PM launches ‘30% Club’ in bid to triple number of women on boards

Najib said Malaysia is currently lagging behind its target of having more women represented on the boards of public companies. — Reuters pic
Najib said Malaysia is currently lagging behind its target of having more women represented on the boards of public companies. — Reuters pic

KUALA LUMPUR, May 8 — Datuk Seri Najib Razak launched today the Malaysian chapter of the "30% Club" to help the country achieve its target of tripling the percentage of women on companies’ boards to 30 per cent by 2016.

Najib said Malaysia is currently lagging behind its target of having more women represented on the boards of public companies.

"But on this we are currently behind target. The figure is only 16 per cent at present for public company boards; and for listed boards, the percentage is even smaller, at 10.3 per cent.

"So I urge the leaders amongst you to do more, to take the next step, to break those glass ceilings and install women on your boards," he said at the launch, which saw the attendance of senior civil servants and corporate captains.

To help achieve this, Najib announced a new policy where government-linked companies (GLCs) will allow their executives to serve on the boards of other listed companies, also encouraging all listed firms to use the same policy.

In the future, listed companies will also need to disclose the composition and diversity of their boards and top management in terms of gender, ethnicity and age, he said.

Beyond board positions, Najib said Malaysia is on track to achieving its 30 per cent target of women in top management, noting that a joint survey by Talent Corp and PWC last year found that women now make up 24 per cent of such positions in public listed firms.

He noted that the government itself had already hit its target of 30 per cent for women in decision-making positions or those with grade Jusa C and above.

Earlier, Minister in the Prime Minister’s Department Datuk Seri Idris Jala said that as of the first quarter of 2015, women account for 10.3 per cent of board positions in companies, up from 10.2 per cent and 8.6 per cent in 2014 and 2013 respectively.

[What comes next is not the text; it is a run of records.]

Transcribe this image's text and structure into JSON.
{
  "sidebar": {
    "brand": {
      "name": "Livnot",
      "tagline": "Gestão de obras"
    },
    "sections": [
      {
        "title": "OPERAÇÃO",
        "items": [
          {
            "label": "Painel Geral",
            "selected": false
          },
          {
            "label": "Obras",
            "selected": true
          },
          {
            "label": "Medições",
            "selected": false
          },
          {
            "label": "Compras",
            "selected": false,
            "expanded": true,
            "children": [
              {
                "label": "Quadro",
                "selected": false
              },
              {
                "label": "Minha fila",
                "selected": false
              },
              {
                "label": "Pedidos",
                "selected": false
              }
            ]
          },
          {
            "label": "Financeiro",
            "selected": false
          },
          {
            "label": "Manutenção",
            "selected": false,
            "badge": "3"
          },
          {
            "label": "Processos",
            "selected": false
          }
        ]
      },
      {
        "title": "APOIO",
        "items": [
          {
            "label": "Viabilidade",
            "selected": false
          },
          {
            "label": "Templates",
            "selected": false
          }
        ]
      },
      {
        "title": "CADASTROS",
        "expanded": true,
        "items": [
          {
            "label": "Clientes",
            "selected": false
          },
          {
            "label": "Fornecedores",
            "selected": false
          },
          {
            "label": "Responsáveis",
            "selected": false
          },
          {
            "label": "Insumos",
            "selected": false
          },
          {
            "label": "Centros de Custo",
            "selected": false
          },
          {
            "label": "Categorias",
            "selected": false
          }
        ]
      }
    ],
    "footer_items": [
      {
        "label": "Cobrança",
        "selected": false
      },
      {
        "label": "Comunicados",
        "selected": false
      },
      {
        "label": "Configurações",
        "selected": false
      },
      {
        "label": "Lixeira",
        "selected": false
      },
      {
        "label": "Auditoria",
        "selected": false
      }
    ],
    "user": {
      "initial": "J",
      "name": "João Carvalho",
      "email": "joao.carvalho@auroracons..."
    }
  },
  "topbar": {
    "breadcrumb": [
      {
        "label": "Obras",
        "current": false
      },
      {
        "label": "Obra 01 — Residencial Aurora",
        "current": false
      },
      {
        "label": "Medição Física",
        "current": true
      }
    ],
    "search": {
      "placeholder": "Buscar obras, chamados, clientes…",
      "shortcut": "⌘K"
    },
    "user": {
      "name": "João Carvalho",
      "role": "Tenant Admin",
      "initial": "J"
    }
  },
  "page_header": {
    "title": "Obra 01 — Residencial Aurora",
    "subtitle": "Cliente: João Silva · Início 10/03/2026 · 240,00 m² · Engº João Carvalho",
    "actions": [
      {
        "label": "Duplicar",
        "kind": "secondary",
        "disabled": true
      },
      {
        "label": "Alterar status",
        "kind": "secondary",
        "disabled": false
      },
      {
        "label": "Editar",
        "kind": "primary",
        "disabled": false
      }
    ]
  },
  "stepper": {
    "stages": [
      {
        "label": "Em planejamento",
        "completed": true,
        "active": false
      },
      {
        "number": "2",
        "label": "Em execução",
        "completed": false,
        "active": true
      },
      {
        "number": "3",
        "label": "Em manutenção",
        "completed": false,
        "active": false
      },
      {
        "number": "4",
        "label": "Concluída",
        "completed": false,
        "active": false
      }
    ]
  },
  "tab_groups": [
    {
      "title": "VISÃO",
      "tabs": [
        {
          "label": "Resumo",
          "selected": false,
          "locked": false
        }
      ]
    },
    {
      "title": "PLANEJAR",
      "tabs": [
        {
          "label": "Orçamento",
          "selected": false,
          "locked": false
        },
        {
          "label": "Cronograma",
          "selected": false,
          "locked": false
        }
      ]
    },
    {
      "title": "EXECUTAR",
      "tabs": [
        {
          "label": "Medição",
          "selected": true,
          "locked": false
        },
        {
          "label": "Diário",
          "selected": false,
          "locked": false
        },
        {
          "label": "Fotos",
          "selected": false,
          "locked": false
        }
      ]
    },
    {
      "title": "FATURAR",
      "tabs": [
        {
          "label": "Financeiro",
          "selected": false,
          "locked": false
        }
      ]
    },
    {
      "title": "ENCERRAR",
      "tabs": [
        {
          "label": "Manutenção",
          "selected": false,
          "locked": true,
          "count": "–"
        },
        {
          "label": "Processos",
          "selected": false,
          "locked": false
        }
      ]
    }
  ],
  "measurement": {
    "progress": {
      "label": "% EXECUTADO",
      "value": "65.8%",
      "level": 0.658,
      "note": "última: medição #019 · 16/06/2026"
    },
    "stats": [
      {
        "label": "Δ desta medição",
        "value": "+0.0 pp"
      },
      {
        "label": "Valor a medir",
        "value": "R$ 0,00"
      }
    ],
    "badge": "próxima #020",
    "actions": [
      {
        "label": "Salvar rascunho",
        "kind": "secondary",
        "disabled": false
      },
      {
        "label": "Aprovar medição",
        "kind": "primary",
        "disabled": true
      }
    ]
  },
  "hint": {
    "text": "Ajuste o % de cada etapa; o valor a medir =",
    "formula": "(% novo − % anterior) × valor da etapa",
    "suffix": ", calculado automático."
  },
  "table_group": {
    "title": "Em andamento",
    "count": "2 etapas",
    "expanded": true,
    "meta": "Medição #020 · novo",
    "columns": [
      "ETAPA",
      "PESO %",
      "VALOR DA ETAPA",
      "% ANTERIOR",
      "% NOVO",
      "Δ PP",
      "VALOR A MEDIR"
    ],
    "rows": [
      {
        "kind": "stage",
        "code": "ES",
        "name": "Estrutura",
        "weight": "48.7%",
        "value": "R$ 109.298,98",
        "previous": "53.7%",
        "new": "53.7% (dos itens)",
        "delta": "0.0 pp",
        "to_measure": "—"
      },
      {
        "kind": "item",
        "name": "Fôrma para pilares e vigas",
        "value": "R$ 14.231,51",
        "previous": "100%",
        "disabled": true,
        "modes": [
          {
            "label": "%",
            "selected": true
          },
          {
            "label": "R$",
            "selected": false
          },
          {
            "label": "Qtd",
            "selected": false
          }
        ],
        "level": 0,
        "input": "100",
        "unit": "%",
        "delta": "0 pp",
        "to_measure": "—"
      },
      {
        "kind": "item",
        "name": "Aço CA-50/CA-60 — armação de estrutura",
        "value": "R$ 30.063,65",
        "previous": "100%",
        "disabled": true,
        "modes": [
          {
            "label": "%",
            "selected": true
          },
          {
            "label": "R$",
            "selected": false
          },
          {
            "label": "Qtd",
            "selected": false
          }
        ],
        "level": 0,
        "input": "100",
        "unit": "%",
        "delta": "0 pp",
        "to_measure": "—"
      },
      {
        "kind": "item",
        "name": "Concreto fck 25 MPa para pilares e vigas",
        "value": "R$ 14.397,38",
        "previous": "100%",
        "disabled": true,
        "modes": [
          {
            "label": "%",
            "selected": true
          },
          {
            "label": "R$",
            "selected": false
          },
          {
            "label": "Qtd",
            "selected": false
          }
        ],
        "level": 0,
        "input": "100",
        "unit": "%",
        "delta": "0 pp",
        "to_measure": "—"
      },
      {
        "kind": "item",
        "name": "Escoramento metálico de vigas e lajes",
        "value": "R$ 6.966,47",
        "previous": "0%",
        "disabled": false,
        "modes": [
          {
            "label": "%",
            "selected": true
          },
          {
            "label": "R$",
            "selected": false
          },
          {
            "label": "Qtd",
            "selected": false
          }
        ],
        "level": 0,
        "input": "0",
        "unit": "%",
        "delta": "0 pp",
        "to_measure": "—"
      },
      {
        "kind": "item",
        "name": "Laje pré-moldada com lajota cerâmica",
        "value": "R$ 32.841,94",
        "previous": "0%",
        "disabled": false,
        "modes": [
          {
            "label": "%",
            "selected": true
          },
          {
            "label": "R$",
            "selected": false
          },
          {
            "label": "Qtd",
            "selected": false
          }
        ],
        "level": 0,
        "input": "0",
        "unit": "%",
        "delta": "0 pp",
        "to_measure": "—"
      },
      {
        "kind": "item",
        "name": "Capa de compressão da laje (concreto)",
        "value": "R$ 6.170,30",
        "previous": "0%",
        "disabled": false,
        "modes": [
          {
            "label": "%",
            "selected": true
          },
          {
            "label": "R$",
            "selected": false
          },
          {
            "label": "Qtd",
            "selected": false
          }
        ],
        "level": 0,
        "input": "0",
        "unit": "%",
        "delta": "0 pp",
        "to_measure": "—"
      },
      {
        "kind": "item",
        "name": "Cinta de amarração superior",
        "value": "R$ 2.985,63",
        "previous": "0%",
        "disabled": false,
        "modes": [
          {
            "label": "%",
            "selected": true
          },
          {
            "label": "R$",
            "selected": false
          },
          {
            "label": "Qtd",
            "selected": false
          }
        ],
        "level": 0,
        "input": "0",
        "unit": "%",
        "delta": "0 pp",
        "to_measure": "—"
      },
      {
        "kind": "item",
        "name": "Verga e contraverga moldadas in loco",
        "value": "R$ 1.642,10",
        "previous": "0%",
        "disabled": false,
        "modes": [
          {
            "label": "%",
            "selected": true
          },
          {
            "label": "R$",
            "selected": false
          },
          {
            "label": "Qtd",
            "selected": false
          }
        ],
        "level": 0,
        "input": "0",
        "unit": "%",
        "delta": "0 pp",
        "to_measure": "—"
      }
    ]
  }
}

In the 10th Malaysia Plan, targets were set for Malaysia to increase the number of women in key decision-making positions on company boards to 30 per cent and to boost female participation in the workforce to 55 per cent by 2016.

Today, Najib said that Malaysia was on track to hitting its targeted female labour force participation rate, noting that it had gone up from 46 per cent in 2009 to 53.6 per cent last year.

This meant that around 600,000 women joined the workforce last year and the generation of an extra 0.3 per cent of the GDP growth each year, Najib said.

Acknowledging that he had set Olympic-like targets for women participation on boards, Najib said it was achievable, citing the UK experience where it nearly doubled the percentage of women on the boards of the top 100 Financial Times Stock Exchange from 12.5 per cent in 2011 to 23.5 per cent in 2015.

Najib also addressed scepticism about putting women in top decision-making positions, stating that it was not mere altruism but makes firm business sense, citing a 2007 Mckinsey study that showed such firms performing better than those without women on their boards.

The "30% Club" was started in the UK in 2010 to encourage women representation in company boards. The Malaysian chapter is the seventh, following suit after Ireland, US, South Africa, Hong Kong, and Australia.